Zannedersem bu çalıştıkça ortaya çıkan birşey. Marvelman'de de etrafta uçuşan bazı akıllıca şeyler vardı ama ilk kez V for Vendetta'da kelimelerle resimleri bir araya getirirken ya da bazı durumlarda kelimeleri tamamen dışarıda tutarken olağanüstü etkiler yaratılabileceğini kavramaya başladım. Böylece, bir çizgi romanda öyküyü anlatmanın, çok katmanlı anlatımın ve tüm öyküye bir anlam iliştirmenin nasıl başarılacağını anlamaya başladım. V for Vendetta kendi kişisel yazım tarzımı oluşturma adına gerçekleştirdiğim büyük atılımlardan biriydi.

Öyküde fiziksel öğeler yerine düşünceler üzerine ilerleyen bir konu var. Evey karakteri V hakkında şöyle söylüyor: "Kim olduğun temsil ettiğin düşünceler kadar büyük değil" ve kendi kendine şöyle düşünüyor: "Düşmanların onlardan intikam aldığını zannetti ancak sen orada durmadın... Onların sahip oldukları ideolojilere de zarar verdin." Görülüyor ki gerçek savaş fikirler arasında yaşandı, sanki bunun yanında şahit olduğumuz fiziksel şiddet önemsiz birşeydi.
V'yi yapmaya başladığımızda ana çıkış noktamız karanlık, romantik bir kahraman yaratmaktı, daha sonra olayların gelecekte geçmesine karar verdik ve yavaş yavaş ayrıntılar belirmeye başladı. Bunların dışında anarşizm ve faşizm kavramlarının karşıtlığı üzerine birşeyler olacağını farkettik. Bu durumda değinilecek birçok ahlâkî soru vardı ve evet, bazı yönlerden maddi dünyadan daha önemli olduğuna inandığım fikirler dünyasına odaklı bir öykü olacaktı. Bu görüş son yıllarda diğer çalışmalarımda da etkili olmaya başladı. Düşüncelerin maddi olan şeylerden önemli olması hâlâ üzerinde kafa yorduğum bir konu.

Bu görüş sizde V'yi yazarken mi şekillendi yoksa daima oralarda bir yerde miydi?

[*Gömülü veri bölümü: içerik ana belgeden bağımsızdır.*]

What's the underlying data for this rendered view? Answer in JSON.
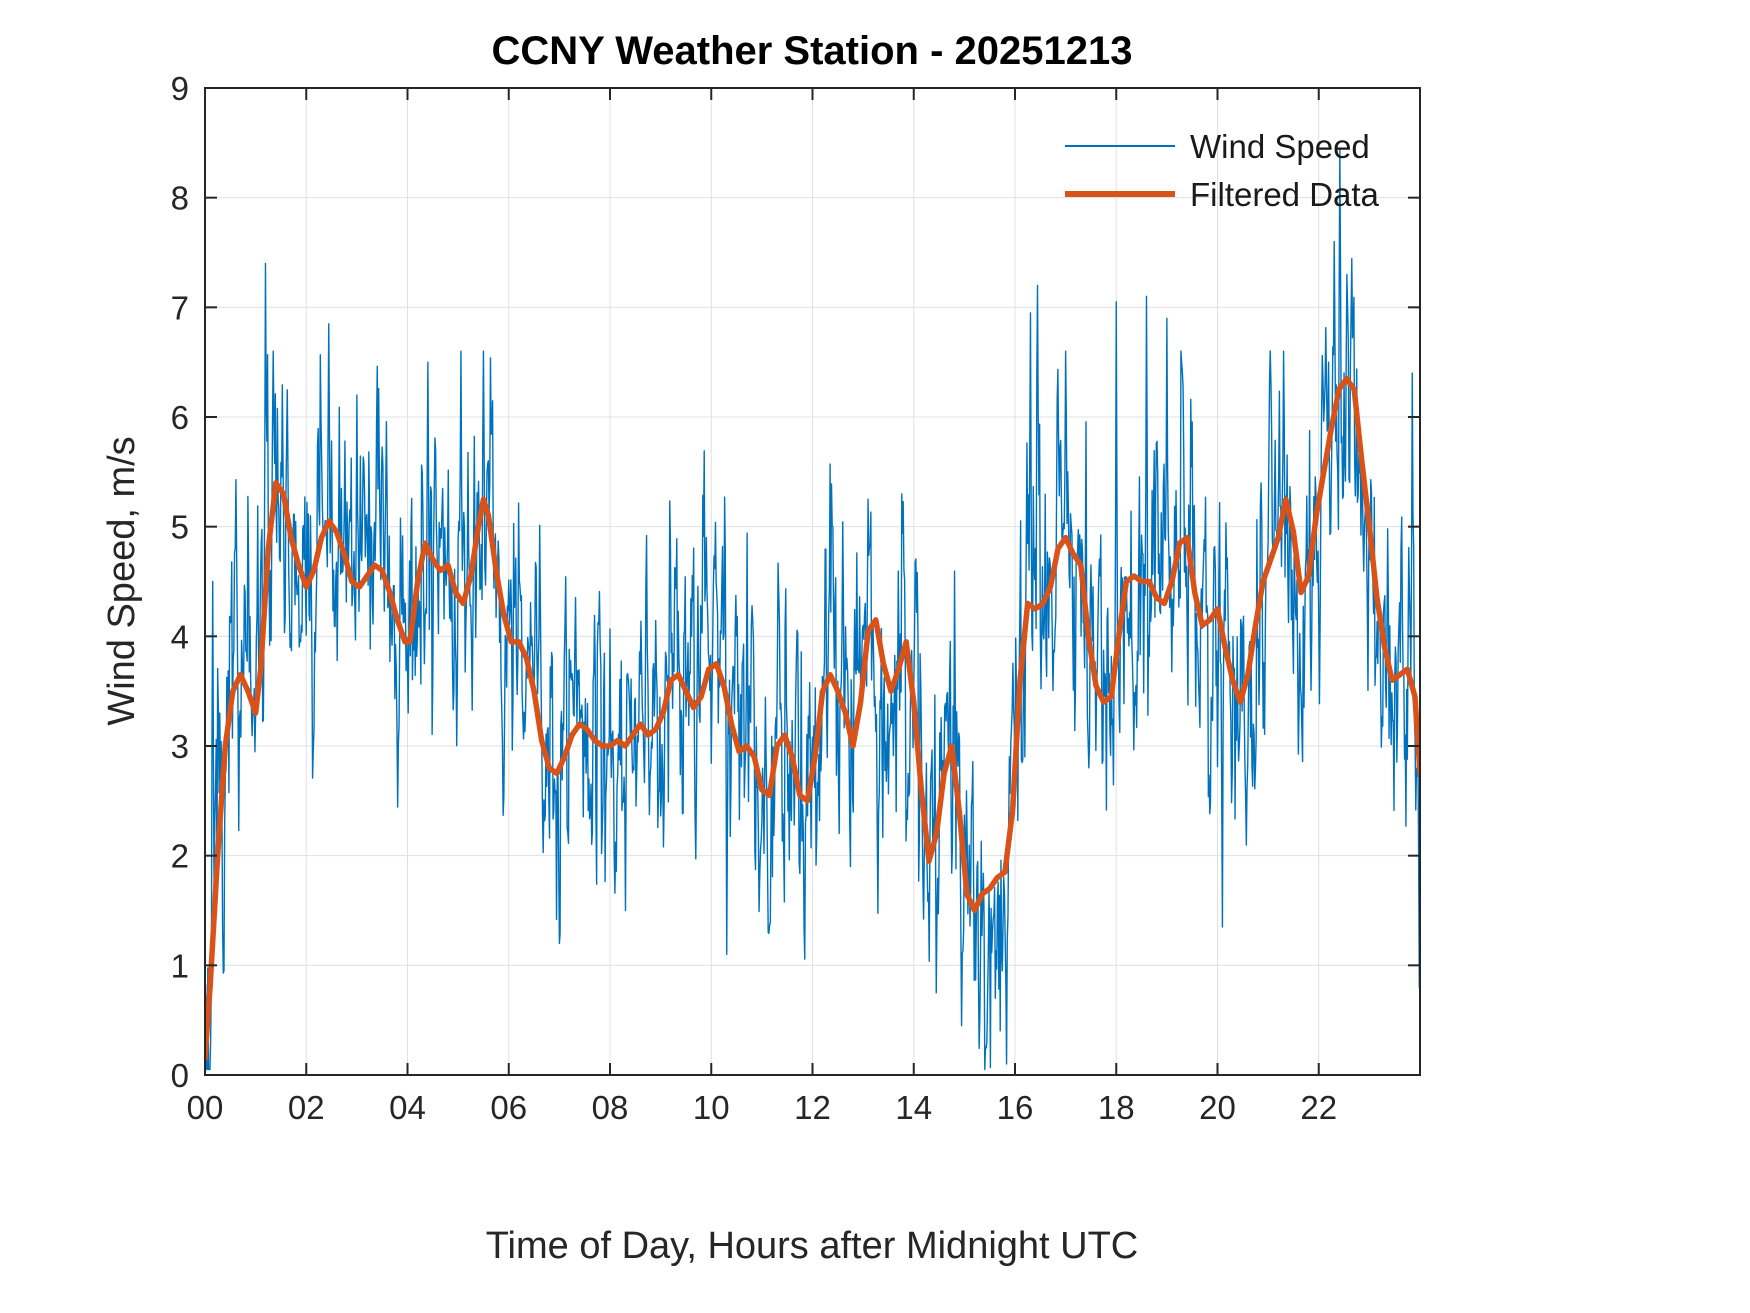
{
  "chart_data": {
    "type": "line",
    "title": "CCNY Weather Station - 20251213",
    "xlabel": "Time of Day, Hours after Midnight UTC",
    "ylabel": "Wind Speed, m/s",
    "xlim": [
      0,
      24
    ],
    "ylim": [
      0,
      9
    ],
    "xtick_values": [
      0,
      2,
      4,
      6,
      8,
      10,
      12,
      14,
      16,
      18,
      20,
      22
    ],
    "xtick_labels": [
      "00",
      "02",
      "04",
      "06",
      "08",
      "10",
      "12",
      "14",
      "16",
      "18",
      "20",
      "22"
    ],
    "ytick_values": [
      0,
      1,
      2,
      3,
      4,
      5,
      6,
      7,
      8,
      9
    ],
    "ytick_labels": [
      "0",
      "1",
      "2",
      "3",
      "4",
      "5",
      "6",
      "7",
      "8",
      "9"
    ],
    "grid": true,
    "axis_color": "#262626",
    "grid_color": "#E0E0E0",
    "legend": {
      "position": "northeast",
      "entries": [
        {
          "label": "Wind Speed",
          "color": "#0072BD",
          "sample_width": 2
        },
        {
          "label": "Filtered Data",
          "color": "#D95319",
          "sample_width": 6
        }
      ]
    },
    "series": [
      {
        "name": "Wind Speed",
        "color": "#0072BD",
        "line_width": 1.4,
        "style": "raw-noisy",
        "noise": {
          "seed": 20251213,
          "ar": 0.55,
          "sigma": 0.6,
          "samples_per_hour": 72,
          "min": 0.05,
          "max": 8.9
        },
        "spikes": [
          [
            0.15,
            4.5
          ],
          [
            1.2,
            7.4
          ],
          [
            1.35,
            6.6
          ],
          [
            2.45,
            6.85
          ],
          [
            3.0,
            6.2
          ],
          [
            4.4,
            6.5
          ],
          [
            5.05,
            6.6
          ],
          [
            5.5,
            6.6
          ],
          [
            7.0,
            1.2
          ],
          [
            8.3,
            1.5
          ],
          [
            9.9,
            4.9
          ],
          [
            10.3,
            1.1
          ],
          [
            12.4,
            5.0
          ],
          [
            13.1,
            5.25
          ],
          [
            14.45,
            0.75
          ],
          [
            14.95,
            0.45
          ],
          [
            15.45,
            0.3
          ],
          [
            15.75,
            0.95
          ],
          [
            16.3,
            6.95
          ],
          [
            16.45,
            7.2
          ],
          [
            17.0,
            6.6
          ],
          [
            18.0,
            7.05
          ],
          [
            18.6,
            7.1
          ],
          [
            19.0,
            6.9
          ],
          [
            20.1,
            1.35
          ],
          [
            21.3,
            6.6
          ],
          [
            22.3,
            7.6
          ],
          [
            22.42,
            8.45
          ],
          [
            22.55,
            7.3
          ],
          [
            23.85,
            6.4
          ],
          [
            23.98,
            0.8
          ]
        ]
      },
      {
        "name": "Filtered Data",
        "color": "#D95319",
        "line_width": 5.5,
        "points": [
          [
            0.0,
            0.15
          ],
          [
            0.1,
            0.8
          ],
          [
            0.25,
            2.0
          ],
          [
            0.4,
            3.0
          ],
          [
            0.55,
            3.5
          ],
          [
            0.7,
            3.65
          ],
          [
            0.85,
            3.5
          ],
          [
            1.0,
            3.3
          ],
          [
            1.1,
            3.7
          ],
          [
            1.25,
            4.8
          ],
          [
            1.4,
            5.4
          ],
          [
            1.55,
            5.3
          ],
          [
            1.7,
            4.9
          ],
          [
            1.85,
            4.65
          ],
          [
            2.0,
            4.45
          ],
          [
            2.15,
            4.6
          ],
          [
            2.3,
            4.9
          ],
          [
            2.45,
            5.05
          ],
          [
            2.6,
            4.95
          ],
          [
            2.75,
            4.75
          ],
          [
            2.9,
            4.5
          ],
          [
            3.05,
            4.45
          ],
          [
            3.2,
            4.55
          ],
          [
            3.35,
            4.65
          ],
          [
            3.5,
            4.6
          ],
          [
            3.65,
            4.4
          ],
          [
            3.8,
            4.15
          ],
          [
            3.95,
            3.95
          ],
          [
            4.05,
            3.95
          ],
          [
            4.2,
            4.5
          ],
          [
            4.35,
            4.85
          ],
          [
            4.5,
            4.7
          ],
          [
            4.65,
            4.6
          ],
          [
            4.8,
            4.65
          ],
          [
            4.95,
            4.4
          ],
          [
            5.1,
            4.3
          ],
          [
            5.25,
            4.55
          ],
          [
            5.4,
            5.0
          ],
          [
            5.5,
            5.25
          ],
          [
            5.6,
            5.1
          ],
          [
            5.75,
            4.6
          ],
          [
            5.9,
            4.2
          ],
          [
            6.05,
            3.95
          ],
          [
            6.2,
            3.95
          ],
          [
            6.35,
            3.8
          ],
          [
            6.5,
            3.5
          ],
          [
            6.65,
            3.05
          ],
          [
            6.8,
            2.8
          ],
          [
            6.95,
            2.75
          ],
          [
            7.1,
            2.9
          ],
          [
            7.25,
            3.1
          ],
          [
            7.4,
            3.2
          ],
          [
            7.55,
            3.15
          ],
          [
            7.7,
            3.05
          ],
          [
            7.85,
            3.0
          ],
          [
            8.0,
            3.0
          ],
          [
            8.15,
            3.05
          ],
          [
            8.3,
            3.0
          ],
          [
            8.45,
            3.1
          ],
          [
            8.6,
            3.2
          ],
          [
            8.75,
            3.1
          ],
          [
            8.9,
            3.15
          ],
          [
            9.05,
            3.3
          ],
          [
            9.2,
            3.6
          ],
          [
            9.35,
            3.65
          ],
          [
            9.5,
            3.5
          ],
          [
            9.65,
            3.35
          ],
          [
            9.8,
            3.45
          ],
          [
            9.95,
            3.7
          ],
          [
            10.1,
            3.75
          ],
          [
            10.25,
            3.55
          ],
          [
            10.4,
            3.2
          ],
          [
            10.55,
            2.95
          ],
          [
            10.7,
            3.0
          ],
          [
            10.85,
            2.9
          ],
          [
            11.0,
            2.6
          ],
          [
            11.15,
            2.55
          ],
          [
            11.3,
            3.0
          ],
          [
            11.45,
            3.1
          ],
          [
            11.6,
            2.9
          ],
          [
            11.75,
            2.55
          ],
          [
            11.9,
            2.5
          ],
          [
            12.05,
            2.9
          ],
          [
            12.2,
            3.5
          ],
          [
            12.35,
            3.65
          ],
          [
            12.5,
            3.5
          ],
          [
            12.65,
            3.3
          ],
          [
            12.8,
            3.0
          ],
          [
            12.95,
            3.4
          ],
          [
            13.1,
            4.05
          ],
          [
            13.25,
            4.15
          ],
          [
            13.4,
            3.75
          ],
          [
            13.55,
            3.5
          ],
          [
            13.7,
            3.7
          ],
          [
            13.85,
            3.95
          ],
          [
            14.0,
            3.4
          ],
          [
            14.15,
            2.6
          ],
          [
            14.3,
            1.95
          ],
          [
            14.45,
            2.2
          ],
          [
            14.6,
            2.75
          ],
          [
            14.75,
            3.0
          ],
          [
            14.9,
            2.4
          ],
          [
            15.05,
            1.65
          ],
          [
            15.2,
            1.5
          ],
          [
            15.35,
            1.65
          ],
          [
            15.5,
            1.7
          ],
          [
            15.65,
            1.8
          ],
          [
            15.8,
            1.85
          ],
          [
            15.95,
            2.4
          ],
          [
            16.1,
            3.6
          ],
          [
            16.25,
            4.3
          ],
          [
            16.4,
            4.25
          ],
          [
            16.55,
            4.3
          ],
          [
            16.7,
            4.45
          ],
          [
            16.85,
            4.8
          ],
          [
            17.0,
            4.9
          ],
          [
            17.15,
            4.75
          ],
          [
            17.3,
            4.65
          ],
          [
            17.45,
            4.0
          ],
          [
            17.6,
            3.55
          ],
          [
            17.75,
            3.4
          ],
          [
            17.9,
            3.45
          ],
          [
            18.05,
            4.0
          ],
          [
            18.2,
            4.5
          ],
          [
            18.35,
            4.55
          ],
          [
            18.5,
            4.5
          ],
          [
            18.65,
            4.5
          ],
          [
            18.8,
            4.35
          ],
          [
            18.95,
            4.3
          ],
          [
            19.1,
            4.5
          ],
          [
            19.25,
            4.85
          ],
          [
            19.4,
            4.9
          ],
          [
            19.55,
            4.4
          ],
          [
            19.7,
            4.1
          ],
          [
            19.85,
            4.15
          ],
          [
            20.0,
            4.25
          ],
          [
            20.15,
            3.9
          ],
          [
            20.3,
            3.6
          ],
          [
            20.45,
            3.4
          ],
          [
            20.6,
            3.65
          ],
          [
            20.75,
            4.1
          ],
          [
            20.9,
            4.5
          ],
          [
            21.05,
            4.7
          ],
          [
            21.2,
            4.9
          ],
          [
            21.35,
            5.25
          ],
          [
            21.5,
            4.95
          ],
          [
            21.65,
            4.4
          ],
          [
            21.8,
            4.55
          ],
          [
            21.95,
            5.1
          ],
          [
            22.1,
            5.5
          ],
          [
            22.25,
            5.9
          ],
          [
            22.4,
            6.25
          ],
          [
            22.55,
            6.35
          ],
          [
            22.7,
            6.25
          ],
          [
            22.85,
            5.6
          ],
          [
            23.0,
            5.0
          ],
          [
            23.15,
            4.35
          ],
          [
            23.3,
            3.9
          ],
          [
            23.45,
            3.6
          ],
          [
            23.6,
            3.65
          ],
          [
            23.75,
            3.7
          ],
          [
            23.9,
            3.45
          ],
          [
            24.0,
            2.75
          ]
        ]
      }
    ]
  }
}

Muhtemelen V'yi yazarken şekillendi. Ama bir düşüncenin sizde ne zaman oluştuğunu söylemek öyle kolay hatırlanacak birşey değil, ama düşünceler çoğunlukla yazarken ortaya çıkar. Yazmak gerçekten de çok tuhaf birşey. Yazmaya başlamadan önce daima ne yazacağınızın kafanızda oturmuş olması veya en azından detayların belli olmadığı bir ana hat belirlemiş olmanız bile gerekmez. Yazarken kelimelerin kendi kendilerini öne çıkardıklarını, bazı düşünce ve görüşlerin oluşmaya başladığını farkedersiniz. Bu bir bakıma bir kendinden geçiştir. Gerçekten bir şeyler yazarken ve özellikle yazdıklarınız karmaşık ve yoğunsa, siz de farketmişsinizdir, farklı bir bilinç durumunda oluyorum. Farklı bir bilinç durumuna ne zaman geçtiğinizi farketmeniz çok zor ama bir düz yazı yazarken ruh haliniz ve bulunduğunuz ortam sizi sarıp sarmalıyor. Bu kendinden geçme durumunu eskiden resim çizerken hissederdim ya da mesela çinilerken (inking) eliniz bir kalem izini takip eder ama zihinsel olarak sizin yapacak bir şeyiniz yoktur, bir tür bulanık duruma sürüklenmişsinizdir ki böyle durumlarda aklınıza çok sayıda düşünce gelir. Hepsi de sizden bağımsız, yazma eyleminin kendisinden ortaya çıkmış gibi görünür.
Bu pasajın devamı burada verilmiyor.